The most insidious aspect of the Amarin decision, therefore, is that it undermines the structures that encourage companies to produce high-quality clinical evidence to support new uses of drugs. If the decision stands, companies with a drug approved for one use will have to produce only enough evidence to convince a judge, not the FDA, to market it for additional indications. To be effective, a company’s marketing must also influence the prescribing patterns of physicians.
Although physicians are a more sophisticated audience, they are not in a position to substitute for regulators. Relatively few have training in research methods. Those who do have such training lack access to comprehensive clinical trial data and rely heavily on the published literature, which is skewed toward positive results. In addition, there is a strong and specific association between pharmaceutical marketing and physician behavior, independent of the evidence supporting the products.

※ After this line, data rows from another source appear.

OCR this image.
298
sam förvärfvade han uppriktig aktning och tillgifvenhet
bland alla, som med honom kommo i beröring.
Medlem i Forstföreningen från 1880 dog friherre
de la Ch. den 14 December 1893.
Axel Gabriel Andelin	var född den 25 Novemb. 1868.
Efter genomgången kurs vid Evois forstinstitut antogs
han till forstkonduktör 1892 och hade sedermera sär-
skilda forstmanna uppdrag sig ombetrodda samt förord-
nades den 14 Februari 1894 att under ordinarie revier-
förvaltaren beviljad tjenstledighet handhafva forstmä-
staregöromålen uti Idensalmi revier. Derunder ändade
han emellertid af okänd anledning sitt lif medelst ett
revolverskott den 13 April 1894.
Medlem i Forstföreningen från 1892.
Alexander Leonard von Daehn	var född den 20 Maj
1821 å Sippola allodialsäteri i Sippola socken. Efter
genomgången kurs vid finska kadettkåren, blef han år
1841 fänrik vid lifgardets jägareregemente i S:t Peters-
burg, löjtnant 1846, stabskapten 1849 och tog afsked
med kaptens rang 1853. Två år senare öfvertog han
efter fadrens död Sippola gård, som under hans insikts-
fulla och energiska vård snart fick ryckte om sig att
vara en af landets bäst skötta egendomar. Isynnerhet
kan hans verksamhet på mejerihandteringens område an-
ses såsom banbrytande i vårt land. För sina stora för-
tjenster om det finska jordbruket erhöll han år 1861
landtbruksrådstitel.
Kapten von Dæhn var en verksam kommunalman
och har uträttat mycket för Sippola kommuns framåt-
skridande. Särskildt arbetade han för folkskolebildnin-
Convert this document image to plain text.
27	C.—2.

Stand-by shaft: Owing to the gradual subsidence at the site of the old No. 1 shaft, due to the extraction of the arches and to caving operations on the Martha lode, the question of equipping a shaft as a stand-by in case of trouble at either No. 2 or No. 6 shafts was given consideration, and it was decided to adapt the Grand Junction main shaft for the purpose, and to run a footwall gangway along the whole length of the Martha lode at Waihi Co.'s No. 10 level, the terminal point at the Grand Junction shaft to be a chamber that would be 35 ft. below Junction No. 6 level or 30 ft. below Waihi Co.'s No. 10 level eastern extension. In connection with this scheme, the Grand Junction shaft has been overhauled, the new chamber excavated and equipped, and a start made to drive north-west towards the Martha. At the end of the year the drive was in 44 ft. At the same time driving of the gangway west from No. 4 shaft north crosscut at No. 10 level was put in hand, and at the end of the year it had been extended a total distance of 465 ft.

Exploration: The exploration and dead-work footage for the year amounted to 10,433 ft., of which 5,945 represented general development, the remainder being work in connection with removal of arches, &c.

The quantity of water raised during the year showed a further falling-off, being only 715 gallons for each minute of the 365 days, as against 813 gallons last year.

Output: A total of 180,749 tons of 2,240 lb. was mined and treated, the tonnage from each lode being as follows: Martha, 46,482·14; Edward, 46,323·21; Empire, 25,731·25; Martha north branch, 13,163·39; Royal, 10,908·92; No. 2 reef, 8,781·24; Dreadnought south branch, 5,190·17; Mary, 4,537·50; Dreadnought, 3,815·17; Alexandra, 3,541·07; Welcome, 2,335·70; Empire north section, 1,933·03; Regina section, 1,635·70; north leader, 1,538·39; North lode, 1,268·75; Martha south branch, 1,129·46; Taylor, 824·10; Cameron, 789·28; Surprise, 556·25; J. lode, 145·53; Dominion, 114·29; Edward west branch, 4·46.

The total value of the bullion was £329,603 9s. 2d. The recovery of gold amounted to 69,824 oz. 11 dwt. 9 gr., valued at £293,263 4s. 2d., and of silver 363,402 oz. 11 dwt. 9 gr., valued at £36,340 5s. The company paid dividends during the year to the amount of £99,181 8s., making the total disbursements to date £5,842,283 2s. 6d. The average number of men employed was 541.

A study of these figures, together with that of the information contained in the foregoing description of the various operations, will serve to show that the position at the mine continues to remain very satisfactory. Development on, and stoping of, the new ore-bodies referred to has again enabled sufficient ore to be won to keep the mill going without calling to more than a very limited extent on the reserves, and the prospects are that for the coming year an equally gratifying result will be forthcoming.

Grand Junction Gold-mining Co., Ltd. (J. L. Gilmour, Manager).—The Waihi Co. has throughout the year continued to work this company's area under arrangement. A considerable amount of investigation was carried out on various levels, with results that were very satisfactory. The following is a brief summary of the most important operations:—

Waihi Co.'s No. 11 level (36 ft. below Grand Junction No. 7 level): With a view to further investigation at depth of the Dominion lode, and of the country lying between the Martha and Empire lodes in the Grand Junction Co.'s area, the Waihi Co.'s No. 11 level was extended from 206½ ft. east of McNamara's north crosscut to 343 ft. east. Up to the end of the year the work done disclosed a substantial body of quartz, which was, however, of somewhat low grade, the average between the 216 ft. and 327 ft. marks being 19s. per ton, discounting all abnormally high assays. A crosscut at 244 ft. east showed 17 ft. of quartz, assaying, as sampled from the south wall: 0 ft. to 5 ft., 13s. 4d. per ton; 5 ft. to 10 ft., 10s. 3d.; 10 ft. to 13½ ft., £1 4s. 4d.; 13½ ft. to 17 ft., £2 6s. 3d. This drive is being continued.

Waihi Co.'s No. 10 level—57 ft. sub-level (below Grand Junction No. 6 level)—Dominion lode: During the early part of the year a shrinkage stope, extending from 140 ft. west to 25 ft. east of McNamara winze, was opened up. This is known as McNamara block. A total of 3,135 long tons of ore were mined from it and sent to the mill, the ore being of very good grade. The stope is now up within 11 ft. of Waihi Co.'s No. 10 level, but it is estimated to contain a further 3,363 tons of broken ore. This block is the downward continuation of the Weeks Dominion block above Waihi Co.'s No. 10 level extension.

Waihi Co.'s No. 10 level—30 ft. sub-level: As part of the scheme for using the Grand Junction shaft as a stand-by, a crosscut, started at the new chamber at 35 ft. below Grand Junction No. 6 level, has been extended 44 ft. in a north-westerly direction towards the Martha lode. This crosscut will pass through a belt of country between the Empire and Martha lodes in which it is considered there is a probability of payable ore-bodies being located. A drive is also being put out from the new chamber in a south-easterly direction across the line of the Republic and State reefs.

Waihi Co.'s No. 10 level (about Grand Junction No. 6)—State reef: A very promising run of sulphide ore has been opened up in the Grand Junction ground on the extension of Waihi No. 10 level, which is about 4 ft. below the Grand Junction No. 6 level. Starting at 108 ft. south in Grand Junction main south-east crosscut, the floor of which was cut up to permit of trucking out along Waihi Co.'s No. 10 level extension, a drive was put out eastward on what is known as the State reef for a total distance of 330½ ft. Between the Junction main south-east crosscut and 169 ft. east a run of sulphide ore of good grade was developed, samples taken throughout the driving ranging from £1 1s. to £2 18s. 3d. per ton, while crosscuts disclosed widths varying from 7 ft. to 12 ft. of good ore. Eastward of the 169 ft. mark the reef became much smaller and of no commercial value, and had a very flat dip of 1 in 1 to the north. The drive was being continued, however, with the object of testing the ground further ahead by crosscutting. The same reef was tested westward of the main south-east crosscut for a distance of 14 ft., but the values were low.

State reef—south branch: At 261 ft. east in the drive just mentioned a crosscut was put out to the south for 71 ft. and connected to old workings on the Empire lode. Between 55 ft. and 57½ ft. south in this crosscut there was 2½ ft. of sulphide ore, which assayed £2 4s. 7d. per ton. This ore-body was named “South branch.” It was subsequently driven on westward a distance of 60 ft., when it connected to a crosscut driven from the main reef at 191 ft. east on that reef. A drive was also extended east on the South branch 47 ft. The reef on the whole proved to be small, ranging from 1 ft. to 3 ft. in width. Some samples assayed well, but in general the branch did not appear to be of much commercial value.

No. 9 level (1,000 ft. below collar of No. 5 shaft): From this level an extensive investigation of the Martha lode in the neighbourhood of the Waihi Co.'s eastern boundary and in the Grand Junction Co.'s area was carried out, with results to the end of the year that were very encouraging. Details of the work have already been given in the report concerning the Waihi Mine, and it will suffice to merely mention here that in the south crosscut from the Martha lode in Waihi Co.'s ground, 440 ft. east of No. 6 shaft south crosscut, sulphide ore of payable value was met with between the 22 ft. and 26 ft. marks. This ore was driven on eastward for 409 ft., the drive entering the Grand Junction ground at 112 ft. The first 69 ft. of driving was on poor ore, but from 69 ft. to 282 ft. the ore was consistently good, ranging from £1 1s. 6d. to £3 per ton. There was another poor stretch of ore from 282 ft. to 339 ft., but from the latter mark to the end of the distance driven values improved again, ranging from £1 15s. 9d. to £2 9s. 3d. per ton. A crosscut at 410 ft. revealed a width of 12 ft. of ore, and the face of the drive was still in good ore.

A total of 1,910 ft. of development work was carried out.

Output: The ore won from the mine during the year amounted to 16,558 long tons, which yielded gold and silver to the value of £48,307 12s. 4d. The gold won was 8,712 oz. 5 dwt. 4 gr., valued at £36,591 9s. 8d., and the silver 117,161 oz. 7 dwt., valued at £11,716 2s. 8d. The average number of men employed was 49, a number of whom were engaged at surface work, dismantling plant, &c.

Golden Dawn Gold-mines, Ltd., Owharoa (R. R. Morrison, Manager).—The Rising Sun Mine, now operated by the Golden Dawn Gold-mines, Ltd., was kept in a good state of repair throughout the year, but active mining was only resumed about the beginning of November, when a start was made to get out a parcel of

The Amarin decision—if it is neither modified nor reversed—may well put patients, and the evidence base for medical practice, at risk. Drugs that are prescribed for unproven indications can cause serious harm. For example, tiagabine (Gabitril), a medication to reduce the frequency of seizures in patients with epilepsy, can cause seizures when used off-label for other indications. Risk-benefit ratios also shift when new uses are contemplated: a drug whose adverse effects may be acceptable when used to treat patients with serious illness may cause more harm than benefit if used to treat healthier patients. Even a drug that is safe, but ineffective, can be harmful, for example if it is used instead of an effective intervention. Because health care budgets are limited, spending on ineffective treatments also squanders money that might be better spent elsewhere.
Does our constitutional commitment to free speech really require this result? Not if the traditional legal standard for commercial speech protection prevails. Commercial speech serves an “informational function” and can be regulated to ensure that the public has access to accurate information. The FDA serves exactly this end. The agency aims not to censor company speech, but to foster the development of accurate and reliable information, and channel that information into settings where it can be rigorously evaluated.
For example, companies are not prohibited from marketing outright. They may make marketing claims if they provide adequate supportive evidence to the FDA. Nor are companies prohibited from conducting research, and publishing such research —whether meeting FDA standards or not —in the medical literature. Indeed, this is encouraged, and companies can distribute reprints of studies directly to physicians, if the publications have certain indicia of reliability, such as having undergone peer review.
The FDA did not appeal the ruling in the Caronia case. The ongoing settlement negotiations in Amarin suggest that the agency may not yet wish to take its chances in the higher courts in this case. At some point, however, the FDA will have to either take the underlying issue about off-label marketing up the chain, to the Supreme Court itself, or lose a key aspect of its regulatory authority by a thousand cuts.
If and when the FDA finally takes a stand, it will need the help of experts who can help judges understand our drug regulatory system and render vivid the acute dangers of deregulation where medicines are concerned.